我皱着眉头几乎是全神贯注,我学着原來杆子的样子,双指掐住那尸蟞的隆起,然后食指中指奋力一掐,往外一拔,一阵黑血飙出。然后一个黑色的小东西滚落出來。我打着手电看了看,发现这尸蟞和我原來看到的不一样。
它居然还有花纹。
这尸蟞有八只手,和蜘蛛感觉差不多。它的甲壳上有透明的东西,我不敢去碰,但是我觉得应该是翅膀,然后就是它身上奇特的花纹,有点像一个鬼脸,黑白相见的,要是我不知道这是尸蟞身上的图案,你叫我把这鬼脸的图案印在我的衣服上我可能还会出去炫耀一番。
当然,知道之后我吐都來不及。
我仔细一看觉得有点像是原來看死神的时候黑崎一护的面具,我仔仔细细观察了一遍尸蟞,发现它最锋利的地方就是口器处有两个有点像刀片的东西,还有两只前爪。
结果老本在旁边拉了我一下,迷迷糊糊的对我说,“大哥。。。要死了。。。你帮我止下血看看。”我一愣,随即一拍脑门,道,“把你给忘了,差点让你这一百多斤撂在这。”
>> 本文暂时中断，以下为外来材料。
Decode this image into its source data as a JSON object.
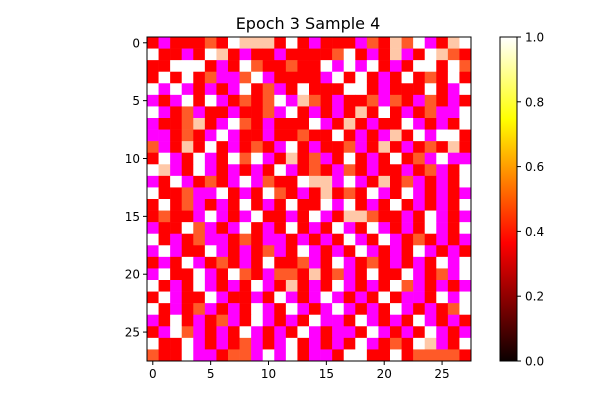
{
  "chart_data": {
    "type": "heatmap",
    "title": "Epoch 3 Sample 4",
    "xlabel": "",
    "ylabel": "",
    "rows": 28,
    "cols": 28,
    "x_ticks": [
      0,
      5,
      10,
      15,
      20,
      25
    ],
    "y_ticks": [
      0,
      5,
      10,
      15,
      20,
      25
    ],
    "colorbar": {
      "colormap": "hot",
      "min": 0.0,
      "max": 1.0,
      "ticks": [
        "0.0",
        "0.2",
        "0.4",
        "0.6",
        "0.8",
        "1.0"
      ]
    },
    "palette": {
      "high": "#ffffff",
      "peach": "#ffc8a8",
      "orange": "#ff5a28",
      "red": "#ff0000",
      "magenta": "#ff00ff"
    },
    "values": [
      "SMRDRHDWPPPRWDMRDRMHRPHWMDPW",
      "WDRMRWPDMRRMDRRDHWRMDPMRWPHR",
      "RDWWWDMRWHRRHRRWMWMWRMRWWRWH",
      "RWRWRHMMHWMRDRRMWRWRMRWRHRWR",
      "WMWMRMRMWRHMRWRRRWWRMRDRWRMW",
      "MRMWRWMRHRHWMPHRMRRHMHRMHRMR",
      "WMRHMRRMRDHMWRMRMRPRWRMRHMMW",
      "MRRHPRMWHRMRDRWMRPRMRRWMRMRW",
      "MMRHRMWMRRMRRHDRWRMRMPRWMWWR",
      "HMRPRWRMRHRMWDMRRHMRPRMRHRPR",
      "RWMRWMRWHWMRPRHMRWRMRWRHMWMM",
      "WPMRWMRMRMRWMRHRMHRMRDMRHMRW",
      "MRWMRHRMWMHRRWPPMWMRPRHMRMRW",
      "WRRHMMWDMRWHRMRPRHRWMRWMRMRM",
      "RWRHMRMRWRMRWRRWMWRMRWRMRMRW",
      "RHRRMWMRMWRRMRWMRPPHRRMRWMRM",
      "MRRWHMRMWRMRWRMRWMRWMRMRWMRW",
      "WRMRHMMRHRMMRMRMRWMRWMRHRMRM",
      "MWMRRWMRMRHMRWMRMRWMRMRWMRMR",
      "RMRWMRHRMRWRRHMRWMRHRMRMRWMW",
      "MWRRWMRWHRMHHRPRHMRWRRWMRHMW",
      "WRMRWMRMRWMRPRMRWMRMRWHMRMRM",
      "RWMRRWMRRMRWMRMWMRMRWRMMRWMW",
      "WRMRHMRMRWMRWMRMWMRMRWMRMRHW",
      "MRWRMRHMRWMRMRWMMRWMRMRWMRMR",
      "RMWHMRMRWMRMRWMRMMRWMRMRWMRM",
      "WRRWMRMRHMRMWRMRMRWMRHRWPMRW",
      "HRRWMMRHHMWMWRMMRWWRRWRHHHHR"
    ]
  }
}
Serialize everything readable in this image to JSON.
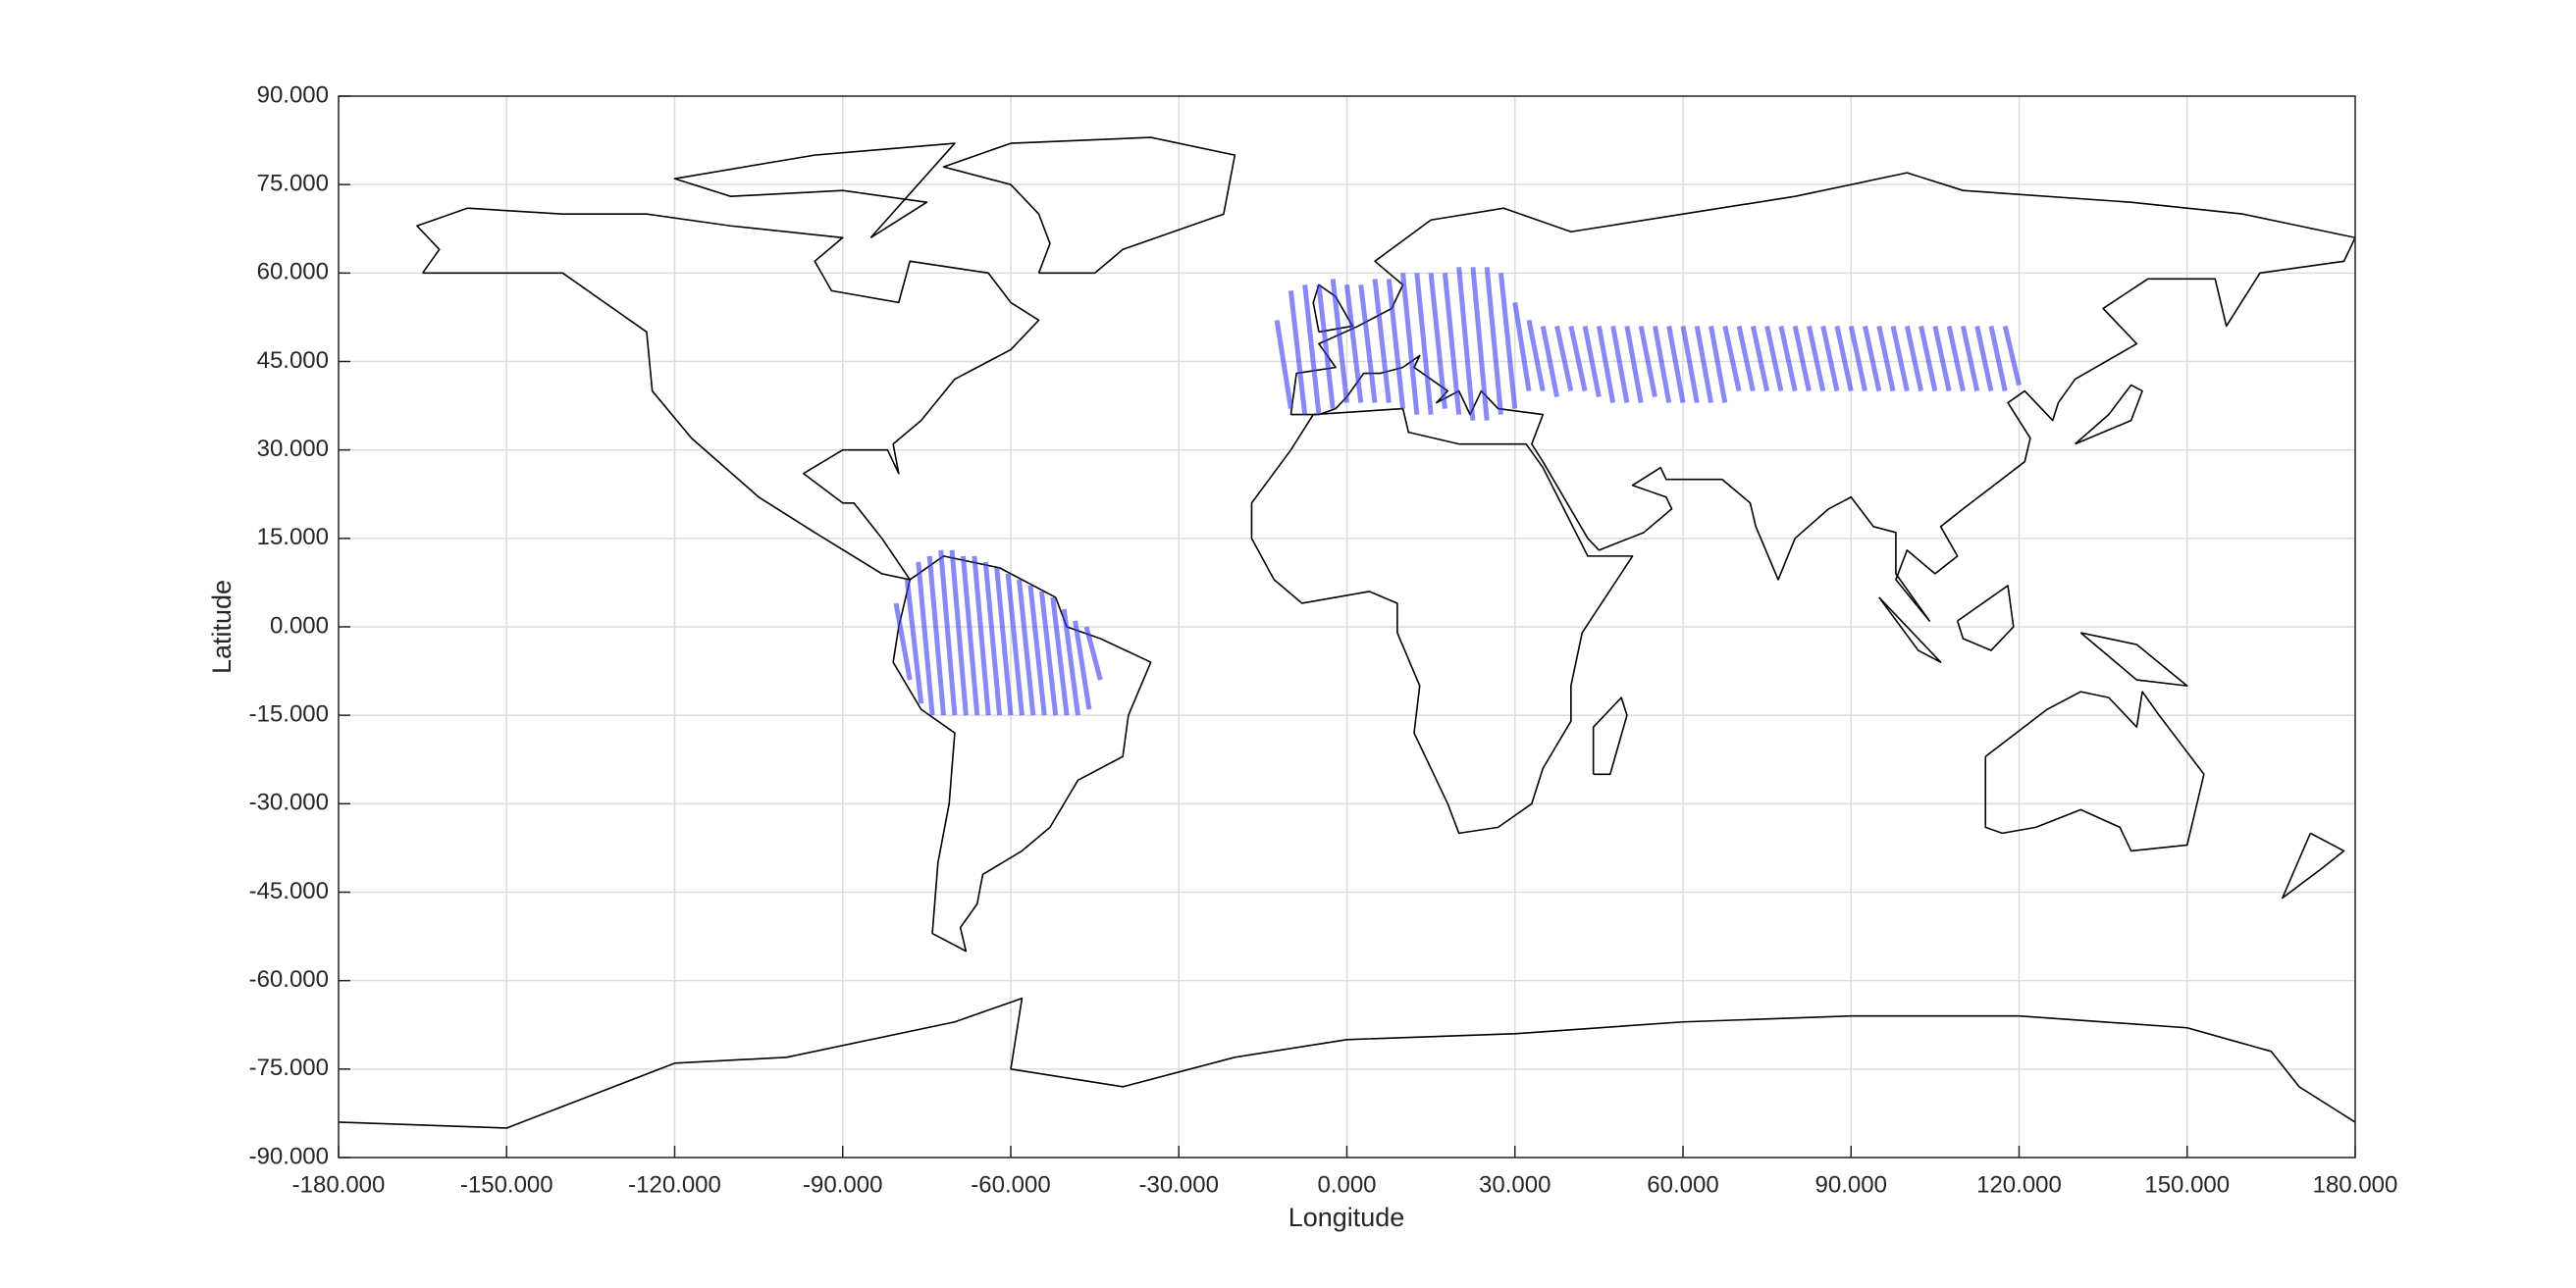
{
  "chart_data": {
    "type": "map",
    "xlabel": "Longitude",
    "ylabel": "Latitude",
    "xlim": [
      -180,
      180
    ],
    "ylim": [
      -90,
      90
    ],
    "xticks": [
      {
        "value": -180,
        "label": "-180.000"
      },
      {
        "value": -150,
        "label": "-150.000"
      },
      {
        "value": -120,
        "label": "-120.000"
      },
      {
        "value": -90,
        "label": "-90.000"
      },
      {
        "value": -60,
        "label": "-60.000"
      },
      {
        "value": -30,
        "label": "-30.000"
      },
      {
        "value": 0,
        "label": "0.000"
      },
      {
        "value": 30,
        "label": "30.000"
      },
      {
        "value": 60,
        "label": "60.000"
      },
      {
        "value": 90,
        "label": "90.000"
      },
      {
        "value": 120,
        "label": "120.000"
      },
      {
        "value": 150,
        "label": "150.000"
      },
      {
        "value": 180,
        "label": "180.000"
      }
    ],
    "yticks": [
      {
        "value": -90,
        "label": "-90.000"
      },
      {
        "value": -75,
        "label": "-75.000"
      },
      {
        "value": -60,
        "label": "-60.000"
      },
      {
        "value": -45,
        "label": "-45.000"
      },
      {
        "value": -30,
        "label": "-30.000"
      },
      {
        "value": -15,
        "label": "-15.000"
      },
      {
        "value": 0,
        "label": "0.000"
      },
      {
        "value": 15,
        "label": "15.000"
      },
      {
        "value": 30,
        "label": "30.000"
      },
      {
        "value": 45,
        "label": "45.000"
      },
      {
        "value": 60,
        "label": "60.000"
      },
      {
        "value": 75,
        "label": "75.000"
      },
      {
        "value": 90,
        "label": "90.000"
      }
    ],
    "grid": true,
    "color": "#3a3af0",
    "tracks": {
      "lon_top": [
        -80.5,
        -78.5,
        -76.5,
        -74.5,
        -72.5,
        -70.5,
        -68.5,
        -66.5,
        -64.5,
        -62.5,
        -60.5,
        -58.5,
        -56.5,
        -54.5,
        -52.5,
        -50.5,
        -48.5,
        -46.5,
        -12.5,
        -10,
        -7.5,
        -5,
        -2.5,
        0,
        2.5,
        5,
        7.5,
        10,
        12.5,
        15,
        17.5,
        20,
        22.5,
        25,
        27.5,
        30,
        32.5,
        35,
        37.5,
        40,
        42.5,
        45,
        47.5,
        50,
        52.5,
        55,
        57.5,
        60,
        62.5,
        65,
        67.5,
        70,
        72.5,
        75,
        77.5,
        80,
        82.5,
        85,
        87.5,
        90,
        92.5,
        95,
        97.5,
        100,
        102.5,
        105,
        107.5,
        110,
        112.5,
        115,
        117.5
      ],
      "lon_bottom": [
        -78,
        -76,
        -74,
        -72,
        -70,
        -68,
        -66,
        -64,
        -62,
        -60,
        -58,
        -56,
        -54,
        -52,
        -50,
        -48,
        -46,
        -44,
        -10,
        -7.5,
        -5,
        -2.5,
        0,
        2.5,
        5,
        7.5,
        10,
        12.5,
        15,
        17.5,
        20,
        22.5,
        25,
        27.5,
        30,
        32.5,
        35,
        37.5,
        40,
        42.5,
        45,
        47.5,
        50,
        52.5,
        55,
        57.5,
        60,
        62.5,
        65,
        67.5,
        70,
        72.5,
        75,
        77.5,
        80,
        82.5,
        85,
        87.5,
        90,
        92.5,
        95,
        97.5,
        100,
        102.5,
        105,
        107.5,
        110,
        112.5,
        115,
        117.5,
        120
      ],
      "lat_top": [
        4,
        8,
        11,
        12,
        13,
        13,
        12,
        12,
        11,
        10,
        9,
        8,
        7,
        6,
        5,
        3,
        1,
        0,
        52,
        57,
        58,
        58,
        59,
        58,
        58,
        59,
        59,
        60,
        60,
        60,
        60,
        61,
        61,
        61,
        60,
        55,
        52,
        51,
        51,
        51,
        51,
        51,
        51,
        51,
        51,
        51,
        51,
        51,
        51,
        51,
        51,
        51,
        51,
        51,
        51,
        51,
        51,
        51,
        51,
        51,
        51,
        51,
        51,
        51,
        51,
        51,
        51,
        51,
        51,
        51,
        51
      ],
      "lat_bottom": [
        -9,
        -13,
        -15,
        -15,
        -15,
        -15,
        -15,
        -15,
        -15,
        -15,
        -15,
        -15,
        -15,
        -15,
        -15,
        -15,
        -14,
        -9,
        37,
        36,
        36,
        37,
        38,
        38,
        38,
        38,
        37,
        36,
        36,
        37,
        36,
        35,
        35,
        36,
        37,
        40,
        40,
        39,
        40,
        40,
        39,
        38,
        38,
        38,
        39,
        38,
        38,
        38,
        38,
        38,
        40,
        40,
        40,
        40,
        40,
        40,
        40,
        40,
        40,
        40,
        40,
        40,
        40,
        40,
        40,
        40,
        40,
        40,
        40,
        40,
        41
      ]
    }
  }
}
然后我立刻从包里拿出纱布和随身装的碘酒涂在老本的伤口上。我看着被我刀割出來的地方一阵肉疼,还好不是割在我自己的身上。
我记得原來有部电影,讲的是一哥们上山探险,然后被石头给压住手脚了,然后用刀子把自己的手脚给割了之后就残疾着回到了城市里。
当时看完是沒有什么感觉的,但是现在回想起來,再配合上现在的场面,我不得不给那哥们跪下來喊,“大哥,你教我怎么自废双手吧。我要当杨过。”
等到彻底帮老本消完毒、止完血之后,我才喘了一口气休息一下。
我抹去额头上的汗,靠着墙壁喝了一口水,又迷迷糊糊的睡着了。
在梦里我不知道我到底干了什么,好像就是兜兜转转的在里面绕了几圈,然后我看到了一颗种子掉在土里,很快被泥土覆盖,然后张成参天大树。
我在梦里正想去看看这树会不会长果子之类的时候,忽然发现这树居然在一点点的裂开,发出“啪啦啪啦”的声音,感觉有点像《寄生兽》的片段,差点沒有吓死在梦里。然后更惊悚的是我在裂开的树里面看到了一个小孩子,对着我笑。他嘴角上扬,却有一股说不出的邪气,通体是幽蓝色的,现在回想起來还有点害怕,我只能安慰自己说我去阿凡达的世界看了一眼。